Reklamın son karesinde sarı ışıklar içinden beliren Eti Form ürünleri ise yaşamın kaynağı olarak güzellik mitiyle ifade edilen kadınların tüm isteklerini onlara sağlayan bir araç olarak “Form ye formda kal” sloganıyla sunulmaktadır. “Form ye formda kal” sloganı ile kadınların ideal güzellik formuna, ideal güzellik kalıplarına sahip olabilme arzusu adeta söz konusu ürünün kullanımıyla sağlanacağı reklam metninde ve görsellerinde izleyici kitleye vaad edilmektedir.

Hayatı ışığıyla aydınlatan, canlılık veren, enerji aşılayan güneş gibi bu ürünlerde reklamda kullanılan görsel göstergelerin sunduğu yan anlamlarda kullanıcısına hayat vermekte, canlılık ve enerji aşılamakta ve onu ideal güzellik formuna kavuşturmaktadır (eğretileme).

Bu reklamda kadının sadece fiziki yönden üstün olmasının gerekliliği vurgulanmaktadır. Bu reklamda ürünü kullanarak forma soktuğu bedeniyle hazza, mutluluğa ve özgüvene ulaşandır. Diğer bir deyişle birey olarak ifadesi vücudunu mükemmelleştirmesiyle doğru orantılıdır, kadın salt güzellik peşinde koşmaktadır ve bu yönüyle akıldan yoksun olarak konumlandırılmakta, nesneleştirilmektedir.
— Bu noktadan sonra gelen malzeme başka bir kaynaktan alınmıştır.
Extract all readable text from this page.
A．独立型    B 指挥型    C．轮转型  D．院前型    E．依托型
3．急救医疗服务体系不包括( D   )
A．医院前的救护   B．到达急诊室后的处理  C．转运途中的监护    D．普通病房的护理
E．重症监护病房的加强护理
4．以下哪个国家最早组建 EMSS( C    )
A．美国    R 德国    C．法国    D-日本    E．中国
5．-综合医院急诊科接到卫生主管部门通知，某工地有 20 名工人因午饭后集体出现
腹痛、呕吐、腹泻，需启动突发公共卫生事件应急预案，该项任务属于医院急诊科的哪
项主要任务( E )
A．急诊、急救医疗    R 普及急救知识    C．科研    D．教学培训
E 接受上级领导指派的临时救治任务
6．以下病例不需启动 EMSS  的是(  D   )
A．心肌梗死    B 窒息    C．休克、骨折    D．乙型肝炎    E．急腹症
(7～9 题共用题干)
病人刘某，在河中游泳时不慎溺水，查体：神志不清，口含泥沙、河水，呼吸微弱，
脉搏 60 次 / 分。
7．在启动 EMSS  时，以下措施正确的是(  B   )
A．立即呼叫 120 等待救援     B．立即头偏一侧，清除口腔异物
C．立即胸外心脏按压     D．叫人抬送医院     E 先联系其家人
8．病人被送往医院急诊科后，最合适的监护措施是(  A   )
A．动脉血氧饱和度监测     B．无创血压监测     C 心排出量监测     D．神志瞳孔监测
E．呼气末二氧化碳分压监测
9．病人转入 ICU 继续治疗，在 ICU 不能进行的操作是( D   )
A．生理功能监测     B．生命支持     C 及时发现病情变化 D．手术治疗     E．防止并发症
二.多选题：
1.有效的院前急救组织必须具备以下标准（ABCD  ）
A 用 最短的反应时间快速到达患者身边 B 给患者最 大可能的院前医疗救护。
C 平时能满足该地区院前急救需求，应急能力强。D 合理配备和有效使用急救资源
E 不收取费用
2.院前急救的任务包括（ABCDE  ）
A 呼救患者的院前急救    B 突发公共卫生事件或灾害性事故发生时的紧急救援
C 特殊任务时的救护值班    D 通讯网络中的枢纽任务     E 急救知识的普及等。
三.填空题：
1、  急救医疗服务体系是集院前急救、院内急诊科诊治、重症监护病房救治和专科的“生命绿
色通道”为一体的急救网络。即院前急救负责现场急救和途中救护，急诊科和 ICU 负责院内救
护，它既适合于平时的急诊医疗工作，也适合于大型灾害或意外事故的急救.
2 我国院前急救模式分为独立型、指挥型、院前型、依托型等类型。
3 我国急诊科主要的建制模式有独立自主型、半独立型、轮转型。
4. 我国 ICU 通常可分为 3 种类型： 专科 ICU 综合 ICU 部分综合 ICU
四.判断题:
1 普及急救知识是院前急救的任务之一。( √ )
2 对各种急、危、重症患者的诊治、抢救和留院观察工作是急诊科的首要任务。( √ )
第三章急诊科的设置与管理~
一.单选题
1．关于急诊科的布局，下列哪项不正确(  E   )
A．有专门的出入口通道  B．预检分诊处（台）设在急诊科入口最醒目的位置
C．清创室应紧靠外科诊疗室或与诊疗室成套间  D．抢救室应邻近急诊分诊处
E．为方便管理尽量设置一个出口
Kadınlar, bu reklamda kendi mutluluklarını ve özgüvenlerini akılları ile oluşturamayacak durumdadırlar, çaresizdirler ve ürün onların kurtarıcısıdır.

Grimke.nin “eleştirel düşünmeleri erkekler tarafından engellendiği için kadınların erkeklerin memnuniyeti sağlamaya koşullandıkları düşüncesi” ise ürün sayesinde erkekle iletişim kuran ve haz içinde yediği ürünle erkeğe egemenlik kurmayı hedefleyen kadınların durumunda somutlaşmaktadır. Bu durum dış sesin söyledikleri ve ürünün sloganı ile de açıkça ifade edilmektedir.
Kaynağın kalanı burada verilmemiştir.